The employer claimed that there was issue estoppel given the prior arbitrator decision and therefore the claim for TMS could not proceed. The worker accepted that the arbitrator's decision was a final decision involving the same parties who were parties in the present appeal. The worker submitted however that issue estoppel did not apply as the matters being determined in the appeal were different from the arbitrator's decision.
Under the terms of WSIB policy on chronic mental stress a finding of whether harassment, or other inappropriate employer activities took place may be relevant to a determination of whether a worker has entitlement for a chronic mental stress injury. However, a successful claim may still exist under the WSIB's chronic mental stress policy in the absence of harassment.
The Panel accepted the finding of the arbitrator that no harassment, discrimination, or similar activities (as considered by the arbitrator) were participated in by the employer or its staff. Those findings were essential to the determination of the worker's grievances. The Panel found that the extent to which similar determinations needed to be made in the worker's present appeal at the Appeals Tribunal, in order to deal with the worker's chronic mental stress appeal, issue estoppel applied and the Panel and the parties were bound by those findings.

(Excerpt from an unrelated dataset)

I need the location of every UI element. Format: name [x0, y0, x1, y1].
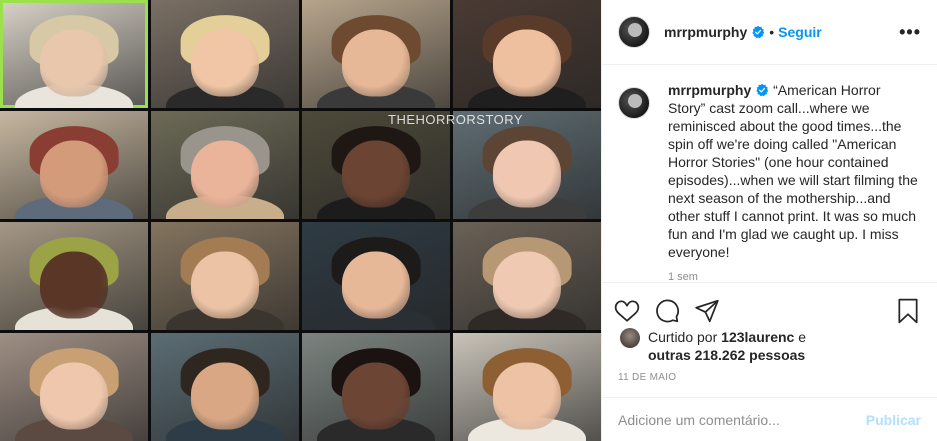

The Panel therefore ruled that it would not receive evidence and argument not already in the case record intended to challenge the findings of the arbitration decision that the employer did not engage in harassing, or discriminatory, etc. conduct against the worker as described within the arbitrator's decision. The Panel ruled further that if the worker wished to continue the pursuit of his claim for chronic mental stress despite the restrictions described above, the worker would have 8 weeks from the date of this decision to identify the types of workplace stressors the worker was exposed to that were excessive in intensity and/or duration in comparison to the normal pressures and tensions experienced by workers in similar circumstances and that caused him to experience a psychological condition.
With respect to the employer's filing of the COA, The Panel noted that Practice Direction Confirmation of Appeal and Hearing Ready Letter provided that a respondent must complete and file a COA form within two weeks after it receives the appellant's completed COA form.
The employer submitted that in the past it had filed COA forms three weeks before the hearing date within compliance of the three week rule.
The Panel accepted that the Tribunal's Practice Direction titled Disclosure of Witnesses and the Three Week Rule contemplates the disclosure of evidence and witness information up to three weeks prior to the date of hearing. However, it does so only with the expectation that the parties have already fulfilled their disclosure obligations to the extent that they could with the earlier filing of Confirmation of Appeal forms. The Panel noted that both the Practice Direction respecting the COA form and the COA form itself make clear that the requirement to submit the COA along with supporting evidence within two weeks after receipt of the appellant's COA form replaced the Tribunal's former requirement for parties to submit evidence at least three weeks before the hearing. Parties would only submit evidence at the three-week date if it was not reasonably available or obtainable earlier. New evidence submitted after the three-week deadline would not be placed before the Vice-Chair or Panel.
Despite raising these concerns the Panel accepted into evidence the documents submitted by the employer along with its Confirmation of Appeal form which was filed late according to the COA Practice Direction.